The red ink started flowing after lower-than-anticipated attendance at last year’s MontanaFair. General Manager Bill Chiesa said MetraPark whittled away at the deficit by launching an aggressive cost-cutting crusade. Several unanticipated revenue-generating events also helped the bottom line.

“We cut out travel and any unnecessary expenses. Every department sucked it up,” Chiesa said at Tuesday’s meeting of the MetraPark Board of Directors.

Chiesa said the Women of Faith conference, which attracted 10,000 women to Metra, was one of several unanticipated events that helped Metra’s bottom line through the fiscal year, which ended June 30.

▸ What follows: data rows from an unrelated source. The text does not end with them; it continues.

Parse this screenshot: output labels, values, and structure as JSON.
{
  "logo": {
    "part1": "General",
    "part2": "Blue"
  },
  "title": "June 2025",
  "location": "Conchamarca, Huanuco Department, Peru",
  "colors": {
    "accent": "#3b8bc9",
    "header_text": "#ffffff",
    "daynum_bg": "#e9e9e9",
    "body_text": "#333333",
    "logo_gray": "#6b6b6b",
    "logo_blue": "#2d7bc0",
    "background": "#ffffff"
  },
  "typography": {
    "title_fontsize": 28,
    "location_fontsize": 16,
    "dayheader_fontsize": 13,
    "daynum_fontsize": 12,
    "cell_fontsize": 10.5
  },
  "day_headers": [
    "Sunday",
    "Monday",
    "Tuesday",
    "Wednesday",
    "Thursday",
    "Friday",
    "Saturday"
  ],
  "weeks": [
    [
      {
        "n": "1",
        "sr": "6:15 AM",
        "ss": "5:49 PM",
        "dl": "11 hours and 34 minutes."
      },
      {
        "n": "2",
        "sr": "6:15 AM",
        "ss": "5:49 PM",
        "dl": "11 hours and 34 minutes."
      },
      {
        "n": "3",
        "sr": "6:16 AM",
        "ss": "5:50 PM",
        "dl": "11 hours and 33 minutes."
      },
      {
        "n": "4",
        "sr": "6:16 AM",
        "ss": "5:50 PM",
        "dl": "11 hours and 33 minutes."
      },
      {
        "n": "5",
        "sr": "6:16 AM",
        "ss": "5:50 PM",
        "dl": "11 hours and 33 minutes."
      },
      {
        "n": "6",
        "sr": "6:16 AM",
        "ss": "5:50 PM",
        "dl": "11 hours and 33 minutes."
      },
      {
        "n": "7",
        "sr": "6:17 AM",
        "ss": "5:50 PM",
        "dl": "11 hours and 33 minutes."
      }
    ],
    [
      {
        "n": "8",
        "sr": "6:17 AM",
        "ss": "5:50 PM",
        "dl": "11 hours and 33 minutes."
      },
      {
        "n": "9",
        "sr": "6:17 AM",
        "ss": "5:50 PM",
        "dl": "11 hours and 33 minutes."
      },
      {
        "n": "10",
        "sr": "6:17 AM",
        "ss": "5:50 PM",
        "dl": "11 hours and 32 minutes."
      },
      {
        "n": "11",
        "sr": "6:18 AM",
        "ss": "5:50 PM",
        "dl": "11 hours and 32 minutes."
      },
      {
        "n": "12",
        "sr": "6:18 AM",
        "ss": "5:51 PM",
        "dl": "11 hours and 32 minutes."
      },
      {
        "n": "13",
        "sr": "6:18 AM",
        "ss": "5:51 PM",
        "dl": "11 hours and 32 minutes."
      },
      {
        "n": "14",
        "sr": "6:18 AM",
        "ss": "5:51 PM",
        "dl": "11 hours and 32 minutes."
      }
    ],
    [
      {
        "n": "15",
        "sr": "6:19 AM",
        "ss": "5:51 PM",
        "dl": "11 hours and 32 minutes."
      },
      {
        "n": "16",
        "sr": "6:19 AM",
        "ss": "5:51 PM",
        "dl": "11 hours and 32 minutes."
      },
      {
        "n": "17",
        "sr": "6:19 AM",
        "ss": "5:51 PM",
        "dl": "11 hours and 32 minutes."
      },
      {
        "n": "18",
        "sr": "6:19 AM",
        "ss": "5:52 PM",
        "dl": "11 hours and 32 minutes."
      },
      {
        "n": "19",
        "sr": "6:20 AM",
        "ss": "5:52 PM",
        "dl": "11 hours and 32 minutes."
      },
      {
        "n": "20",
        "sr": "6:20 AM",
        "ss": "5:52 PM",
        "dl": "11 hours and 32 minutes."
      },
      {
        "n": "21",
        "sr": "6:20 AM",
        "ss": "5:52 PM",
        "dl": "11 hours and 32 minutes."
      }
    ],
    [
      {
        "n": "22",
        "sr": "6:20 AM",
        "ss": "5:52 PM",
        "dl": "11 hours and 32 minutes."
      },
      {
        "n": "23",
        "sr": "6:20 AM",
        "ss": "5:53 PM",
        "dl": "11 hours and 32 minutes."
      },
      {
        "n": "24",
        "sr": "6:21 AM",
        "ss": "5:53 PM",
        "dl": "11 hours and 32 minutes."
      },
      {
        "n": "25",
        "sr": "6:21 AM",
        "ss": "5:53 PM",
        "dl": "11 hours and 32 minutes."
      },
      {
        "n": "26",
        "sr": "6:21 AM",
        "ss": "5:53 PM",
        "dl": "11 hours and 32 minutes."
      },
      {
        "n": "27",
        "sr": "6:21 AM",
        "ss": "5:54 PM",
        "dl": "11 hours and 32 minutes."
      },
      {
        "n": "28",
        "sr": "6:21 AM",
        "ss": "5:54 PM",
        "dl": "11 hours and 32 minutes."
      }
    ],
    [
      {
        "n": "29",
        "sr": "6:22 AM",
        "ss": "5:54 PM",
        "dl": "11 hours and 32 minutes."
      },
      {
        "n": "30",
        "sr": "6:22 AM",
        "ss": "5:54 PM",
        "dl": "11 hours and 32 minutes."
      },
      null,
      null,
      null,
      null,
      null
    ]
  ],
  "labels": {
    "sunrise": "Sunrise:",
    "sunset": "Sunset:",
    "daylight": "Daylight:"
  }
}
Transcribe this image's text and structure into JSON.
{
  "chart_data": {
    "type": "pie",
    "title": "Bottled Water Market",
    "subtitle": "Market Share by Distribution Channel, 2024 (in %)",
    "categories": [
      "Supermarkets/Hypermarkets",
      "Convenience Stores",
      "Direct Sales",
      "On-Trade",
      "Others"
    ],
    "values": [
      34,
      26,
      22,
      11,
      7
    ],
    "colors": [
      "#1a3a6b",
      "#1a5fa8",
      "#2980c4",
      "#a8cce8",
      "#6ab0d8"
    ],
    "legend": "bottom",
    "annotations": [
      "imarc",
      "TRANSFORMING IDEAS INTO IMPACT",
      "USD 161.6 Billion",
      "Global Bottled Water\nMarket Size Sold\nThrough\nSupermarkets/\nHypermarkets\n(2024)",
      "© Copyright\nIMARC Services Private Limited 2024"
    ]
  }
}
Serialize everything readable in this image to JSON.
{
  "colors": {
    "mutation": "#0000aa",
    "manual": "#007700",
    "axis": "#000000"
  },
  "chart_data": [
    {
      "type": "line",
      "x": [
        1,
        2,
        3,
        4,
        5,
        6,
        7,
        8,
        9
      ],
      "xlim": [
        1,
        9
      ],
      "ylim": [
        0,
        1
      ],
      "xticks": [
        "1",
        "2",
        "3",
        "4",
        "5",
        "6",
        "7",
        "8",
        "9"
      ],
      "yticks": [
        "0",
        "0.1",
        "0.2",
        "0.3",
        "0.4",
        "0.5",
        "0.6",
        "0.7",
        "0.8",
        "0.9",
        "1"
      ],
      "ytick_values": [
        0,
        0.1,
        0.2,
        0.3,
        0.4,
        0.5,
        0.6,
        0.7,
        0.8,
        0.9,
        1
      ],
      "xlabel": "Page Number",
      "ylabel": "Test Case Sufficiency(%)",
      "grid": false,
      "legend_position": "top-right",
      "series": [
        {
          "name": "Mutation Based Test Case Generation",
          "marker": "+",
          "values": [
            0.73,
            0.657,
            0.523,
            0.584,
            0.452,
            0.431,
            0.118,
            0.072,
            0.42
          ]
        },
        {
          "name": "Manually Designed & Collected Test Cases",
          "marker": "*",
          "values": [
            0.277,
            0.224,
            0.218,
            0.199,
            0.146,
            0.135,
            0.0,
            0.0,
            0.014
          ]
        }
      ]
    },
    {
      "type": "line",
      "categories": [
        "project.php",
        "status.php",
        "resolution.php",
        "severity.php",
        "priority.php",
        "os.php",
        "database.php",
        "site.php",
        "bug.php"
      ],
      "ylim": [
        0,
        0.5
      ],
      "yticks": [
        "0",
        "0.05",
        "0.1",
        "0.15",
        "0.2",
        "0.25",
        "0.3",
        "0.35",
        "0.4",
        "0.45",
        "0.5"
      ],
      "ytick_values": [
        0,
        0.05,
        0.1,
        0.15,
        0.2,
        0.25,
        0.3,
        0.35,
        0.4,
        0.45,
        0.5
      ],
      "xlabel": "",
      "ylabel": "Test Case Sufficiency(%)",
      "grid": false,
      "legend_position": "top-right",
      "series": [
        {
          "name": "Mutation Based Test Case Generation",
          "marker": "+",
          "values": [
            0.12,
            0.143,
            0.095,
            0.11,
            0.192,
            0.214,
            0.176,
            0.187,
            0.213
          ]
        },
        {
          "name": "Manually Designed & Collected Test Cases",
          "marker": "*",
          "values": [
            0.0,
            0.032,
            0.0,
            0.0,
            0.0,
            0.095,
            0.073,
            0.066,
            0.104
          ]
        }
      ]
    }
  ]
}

MetraPark Comptroller Bob Todd said everybody at Metra pitched in to save money. Construction projects were cut, utility bills were monitored and Metra held the line on other expenses.

“It’s hard to make up that big of a deficit, but everybody did an excellent job,” Todd said.

Chiesa was encouraged by the number of livestock entries for the 2001 MontanaFair. As of Tuesday, entries for beef cattle are running ahead of last year. Entries for sheep and goats are running about even with last year and swine entries are also up compared to last year.

MetraPark is hoping for better attendance for this year’s night acts. The Metra has already sold enough tickets to cover expenses for the Chris Ledoux show Aug 13. Ticket sales still have a way to go before the break-even point for the Aug. 11 Sheryl Crow concert, Chiesa said.

An all-star indoor football game takes place Aug. 17, and a trio of heavy metal bands invade Metra Aug. 10.